DoH proxy: https-dns-proxy new RFC8484-supporting package and Web UI

An important PSA for everyone using the https_dns_proxy package!

Aaron Drew, the maintainer for the original package has recently accepted the pull request to support RFC8484 resolvers and retire support for the outdated JSON API resolvers. That resulted in no longer compatible resolver urls (and no longer compatible OpenWrt config files). To avoid broken DNS resolution, the decision was made to rename the OpenWrt package from https_dns_proxy to https-dns-proxy which would use a different config file now (/etc/config/https-dns-proxy).

That also resulted in a significantly larger number of supported resolvers and the luci app (Web UI) lists the ones I've tried. Adding new resolvers to Web UI is easy and requires no changes of the code, as resolvers are pluggable (thanks to @feckert for the suggestion).

Both the https-dns-proxy and luci-app-https-dns-proxy have been merged in master, 19.07 and 18.06 trees and should be available as packages shortly.

Last but not least, existing Web UI translations have been preserved despite the package name change (thanks @hnyman), but there are many new resources, so I'd like to ask all the translators to update their translations!

README: https://github.com/openwrt/packages/blob/master/net/https-dns-proxy/files/README.md

8 Likes

I would appreciate general proofing/feedback on the README: https://github.com/stangri/openwrt_packages/blob/master/https-dns-proxy/files/README.md.

2 Likes

That was incredibly easy for someone who probably needed an ELI5 instruction guide before discovering this. Thanks!

Edit: It was spotty at first but I ended up turning off Use DNS servers advertised by peer in WAN and WAN6 settings.

How can I add the IPV6 addresses for cloudflare as well?

This will be automatically disabled for affected DNSMASQ instances on start in the next version (2019-12-03-4).

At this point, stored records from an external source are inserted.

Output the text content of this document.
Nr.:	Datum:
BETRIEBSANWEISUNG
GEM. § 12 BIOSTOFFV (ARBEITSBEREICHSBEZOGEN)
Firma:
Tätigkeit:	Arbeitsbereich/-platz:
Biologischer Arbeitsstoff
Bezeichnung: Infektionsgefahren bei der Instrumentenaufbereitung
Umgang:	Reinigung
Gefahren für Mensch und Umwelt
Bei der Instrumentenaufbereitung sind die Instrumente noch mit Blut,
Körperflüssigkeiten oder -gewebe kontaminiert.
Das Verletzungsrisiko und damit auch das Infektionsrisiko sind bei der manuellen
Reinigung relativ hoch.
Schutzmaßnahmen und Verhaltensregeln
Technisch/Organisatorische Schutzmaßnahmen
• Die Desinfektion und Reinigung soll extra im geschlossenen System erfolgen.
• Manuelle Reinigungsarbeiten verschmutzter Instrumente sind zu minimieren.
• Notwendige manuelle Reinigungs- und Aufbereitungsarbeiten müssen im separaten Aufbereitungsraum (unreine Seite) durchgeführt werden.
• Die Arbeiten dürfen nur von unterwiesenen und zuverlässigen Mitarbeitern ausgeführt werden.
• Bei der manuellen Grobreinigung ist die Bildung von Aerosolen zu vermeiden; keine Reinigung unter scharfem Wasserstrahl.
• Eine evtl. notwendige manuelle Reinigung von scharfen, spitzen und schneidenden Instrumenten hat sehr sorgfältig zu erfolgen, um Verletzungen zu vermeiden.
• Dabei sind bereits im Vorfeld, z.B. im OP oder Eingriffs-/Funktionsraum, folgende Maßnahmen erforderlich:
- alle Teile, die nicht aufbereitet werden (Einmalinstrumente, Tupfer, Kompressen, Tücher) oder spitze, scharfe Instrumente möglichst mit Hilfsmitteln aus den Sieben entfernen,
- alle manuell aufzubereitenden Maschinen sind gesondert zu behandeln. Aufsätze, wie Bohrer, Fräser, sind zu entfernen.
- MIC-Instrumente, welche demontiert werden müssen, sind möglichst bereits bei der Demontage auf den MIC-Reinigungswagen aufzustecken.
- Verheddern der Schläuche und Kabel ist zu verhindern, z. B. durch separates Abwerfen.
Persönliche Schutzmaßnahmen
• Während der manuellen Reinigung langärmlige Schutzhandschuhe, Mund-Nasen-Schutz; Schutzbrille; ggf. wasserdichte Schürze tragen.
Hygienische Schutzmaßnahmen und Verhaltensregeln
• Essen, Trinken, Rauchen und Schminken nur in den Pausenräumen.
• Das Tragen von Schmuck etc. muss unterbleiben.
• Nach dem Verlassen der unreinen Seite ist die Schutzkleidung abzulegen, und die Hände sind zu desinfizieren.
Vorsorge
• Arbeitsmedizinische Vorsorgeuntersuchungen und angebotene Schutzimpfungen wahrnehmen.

Please elaborate on your question.

This app is very well dun. Thanks stangri BTW the LUCI app is grate with my screen reader too.

1 Like

Another PSA: if you're using https-dns-proxy and experience memory/CPU hogs, do consider switching from wolfssl to either a newer version of wolfssl or openssl. Looks like there's an issue using wolfssl with https-dns-proxy.

1 Like

Is than an option? It looks like the opkg is directly dependent on libcurl4, which is in turn dependent on libwolfssl4.7.0.66253b90. I'm not sure there's any way to force libcurl4 to use openssl, is there?

Oh, you're right, I've noticed that libwolfssl is installed on my router, most likely due to dependency. But I also have the libopenssl and libustream-openssl installed, and never had any issues. Can you try the same and post back?

I don't think it's going to make much difference...it's definitely linked to wolf:

root@cerberus:~# ldd /usr/sbin/https-dns-proxy
        /lib/ld-musl-aarch64.so.1 (0x7f84018000)
        libcares.so.2 => /usr/lib/libcares.so.2 (0x7f83ff4000)
        libcurl.so.4 => /usr/lib/libcurl.so.4 (0x7f83f95000)
        libev.so.4 => /usr/lib/libev.so.4 (0x7f83f76000)
        libgcc_s.so.1 => /lib/libgcc_s.so.1 (0x7f83f53000)
        libc.so => /lib/ld-musl-aarch64.so.1 (0x7f84018000)
        libwolfssl.so.4.7.0.66253b90 => /usr/lib/libwolfssl.so.4.7.0.66253b90 (0x7f83daf000)

root@cerberus:~# ldd /usr/lib/libcurl.so.4.7.0
        ldd (0x7f8a7c5000)
        libwolfssl.so.4.7.0.66253b90 => /usr/lib/libwolfssl.so.4.7.0.66253b90 (0x7f8a5c2000)
        libgcc_s.so.1 => /lib/libgcc_s.so.1 (0x7f8a59f000)
        libc.so => ldd (0x7f8a7c5000)

root@cerberus:~# ldd /usr/lib/libwolfssl.so.4.7.0.66253b90
        ldd (0x7fa7c4c000)
        libgcc_s.so.1 => /lib/libgcc_s.so.1 (0x7fa7a85000)
        libc.so => ldd (0x7fa7c4c000)

You're right, didn't check that. I have no idea then why it's working fine on my system with exact same version of libwolfssl.